Words of inspiration:







Saturday, February 9, 2013

Getting Back on Track!


      Sorry it has been so long since I have posted but I am still trying to get back on track with both my health and my eating. I still have days where I feel bad, and it is harder to eat well on those days, but at least I feel better than I was feeling. I ate very badly over the holidays and gained quite a few pounds, several of those pounds seem to not want to leave again. It is very frustrating how quickly you can gain weight but how very long it takes to get those same pounds to come back off!


     I am not trying to improve my eating only to lose weight, although that is why I started looking into eating healthy to begin with. : ) It is funny how you start doing something for one reason and end up doing it for a totally different reason. That is kind of how my whole relationship with food has been. My journey with food has been long and exhausting, not that I would change anything, but it has not been easy. Of course I am someone that really appreciates those things that I have really had to work for. Maybe that is why this has been so difficult .

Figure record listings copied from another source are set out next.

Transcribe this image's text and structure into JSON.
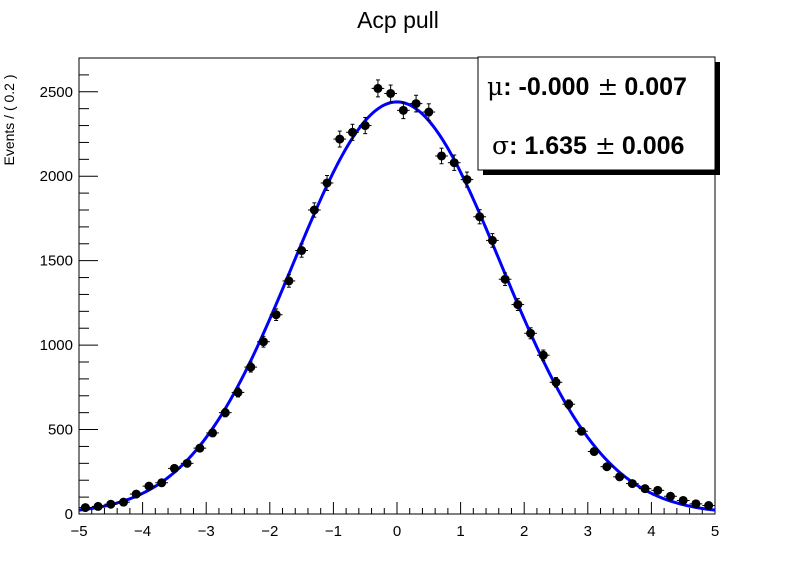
{
  "chart_data": {
    "type": "scatter",
    "title": "Acp pull",
    "xlabel": "",
    "ylabel": "Events / ( 0.2 )",
    "xlim": [
      -5,
      5
    ],
    "ylim": [
      0,
      2700
    ],
    "x_ticks": [
      -5,
      -4,
      -3,
      -2,
      -1,
      0,
      1,
      2,
      3,
      4,
      5
    ],
    "x_tick_labels": [
      "−5",
      "−4",
      "−3",
      "−2",
      "−1",
      "0",
      "1",
      "2",
      "3",
      "4",
      "5"
    ],
    "y_ticks": [
      0,
      500,
      1000,
      1500,
      2000,
      2500
    ],
    "y_tick_labels": [
      "0",
      "500",
      "1000",
      "1500",
      "2000",
      "2500"
    ],
    "grid": false,
    "bin_width": 0.2,
    "series": [
      {
        "kind": "data-points-with-errors",
        "color": "#000000",
        "x": [
          -4.9,
          -4.7,
          -4.5,
          -4.3,
          -4.1,
          -3.9,
          -3.7,
          -3.5,
          -3.3,
          -3.1,
          -2.9,
          -2.7,
          -2.5,
          -2.3,
          -2.1,
          -1.9,
          -1.7,
          -1.5,
          -1.3,
          -1.1,
          -0.9,
          -0.7,
          -0.5,
          -0.3,
          -0.1,
          0.1,
          0.3,
          0.5,
          0.7,
          0.9,
          1.1,
          1.3,
          1.5,
          1.7,
          1.9,
          2.1,
          2.3,
          2.5,
          2.7,
          2.9,
          3.1,
          3.3,
          3.5,
          3.7,
          3.9,
          4.1,
          4.3,
          4.5,
          4.7,
          4.9
        ],
        "y": [
          38,
          45,
          58,
          70,
          118,
          165,
          185,
          270,
          300,
          390,
          480,
          600,
          720,
          870,
          1020,
          1180,
          1380,
          1560,
          1800,
          1960,
          2220,
          2260,
          2300,
          2520,
          2490,
          2390,
          2430,
          2380,
          2120,
          2080,
          1980,
          1760,
          1620,
          1390,
          1240,
          1070,
          940,
          780,
          650,
          490,
          370,
          280,
          220,
          180,
          150,
          140,
          105,
          80,
          60,
          50
        ]
      },
      {
        "kind": "gaussian-fit-curve",
        "color": "#0000ff",
        "mean": 0.0,
        "sigma": 1.635,
        "amplitude": 2440
      }
    ],
    "stats_box": {
      "position": "top-right",
      "mu_label": "μ",
      "mu_value": ": -0.000",
      "mu_err": "0.007",
      "sigma_label": "σ",
      "sigma_value": ": 1.635",
      "sigma_err": "0.006",
      "pm": "±"
    }
  }
}
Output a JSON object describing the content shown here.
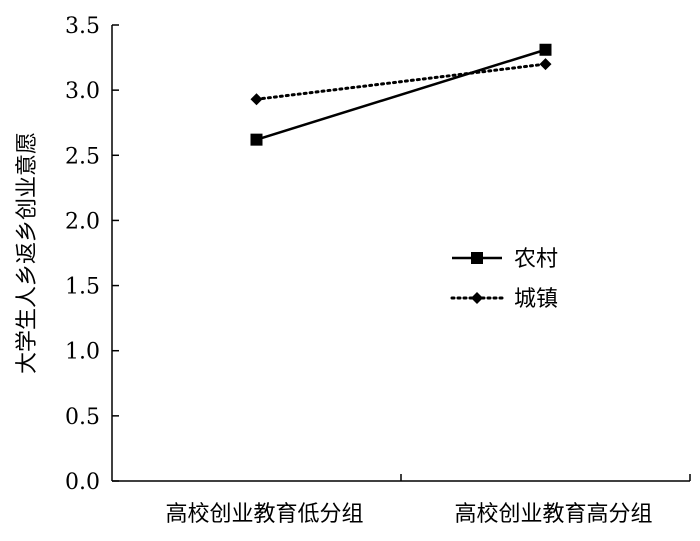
{
  "chart_data": {
    "type": "line",
    "title": "",
    "xlabel": "",
    "ylabel": "大学生人乡返乡创业意愿",
    "categories": [
      "高校创业教育低分组",
      "高校创业教育高分组"
    ],
    "ylim": [
      0.0,
      3.5
    ],
    "yticks": [
      "0.0",
      "0.5",
      "1.0",
      "1.5",
      "2.0",
      "2.5",
      "3.0",
      "3.5"
    ],
    "grid": false,
    "legend_position": "right-middle",
    "series": [
      {
        "name": "农村",
        "values": [
          2.62,
          3.31
        ],
        "line_style": "solid",
        "marker": "square",
        "color": "#000000"
      },
      {
        "name": "城镇",
        "values": [
          2.93,
          3.2
        ],
        "line_style": "dotted",
        "marker": "diamond",
        "color": "#000000"
      }
    ]
  }
}
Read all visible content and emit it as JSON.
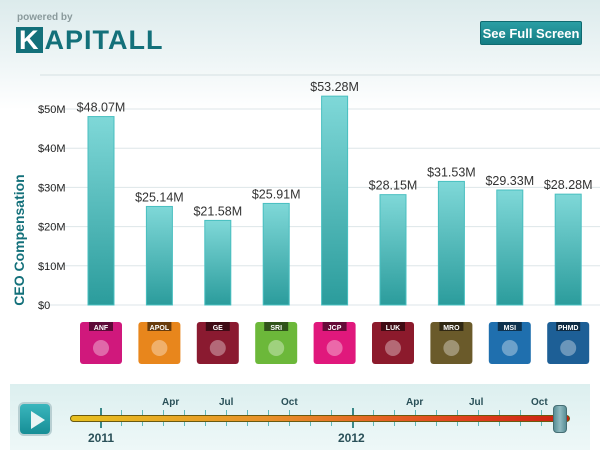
{
  "header": {
    "powered_by": "powered by",
    "brand_initial": "K",
    "brand_rest": "APITALL",
    "fullscreen_label": "See Full Screen"
  },
  "chart_data": {
    "type": "bar",
    "ylabel": "CEO Compensation",
    "ylim": [
      0,
      55
    ],
    "yticks": [
      "$0",
      "$10M",
      "$20M",
      "$30M",
      "$40M",
      "$50M"
    ],
    "grid": true,
    "categories": [
      "ANF",
      "APOL",
      "GE",
      "SRI",
      "JCP",
      "LUK",
      "MRO",
      "MSI",
      "PHMD"
    ],
    "values": [
      48.07,
      25.14,
      21.58,
      25.91,
      53.28,
      28.15,
      31.53,
      29.33,
      28.28
    ],
    "data_labels": [
      "$48.07M",
      "$25.14M",
      "$21.58M",
      "$25.91M",
      "$53.28M",
      "$28.15M",
      "$31.53M",
      "$29.33M",
      "$28.28M"
    ],
    "bar_color": "#4cc0c0",
    "logo_colors": [
      "#d0187c",
      "#e8861c",
      "#8a1a30",
      "#6cb83a",
      "#e0187c",
      "#8c1a2c",
      "#6a5a2a",
      "#1f6fae",
      "#1d5f96"
    ]
  },
  "timeline": {
    "month_labels": [
      "Apr",
      "Jul",
      "Oct",
      "Apr",
      "Jul",
      "Oct"
    ],
    "year_labels": [
      "2011",
      "2012"
    ],
    "position": 1.0,
    "track_colors": [
      "#e8c020",
      "#c82010"
    ]
  }
}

      I have come to realize that I am addicted to food. I have said before that it was like I was addicted or something but not until now did I realize just how true that statement was. Whenever I eat certain foods, trigger foods, it is like I lose all control. I just can't seem to stop eating. I can understand why it so hard for a drug addict, alcoholic or any other addict to give up their addiction. I know that all addictions are different but there is a similarity when them, too. Having A piece of cake for me is like an alcoholic have A drink. I know this and yet I keep on doing it!


     I feel like I stick out everywhere that I go, I am always different from everyone else. This is nothing new to me, as I have always been different, but food is the one area where I was not different. Until now that is. There are temptation every where I go and what seems to be the hardest is the fact that everyone says that is ok to have (fill in the blank), that it is just (fill in the blank) and that they eat like this and are perfectly healthy.


     Now I am not trying to get you to change the way that you eat but why do you insist on explaining to me why I am wrong for eating the way that I do? It really hurts that I have to deal with this with christian friends and family. I know that I probably sound bitter but I am really more sad than anything. I can say that this has changed the way I treat other people and for that I am truly grateful. I am going to start posting more about what I am eating now and even a few recipes, although I am really bad about writing down amounts, and I look forward to reading your comments.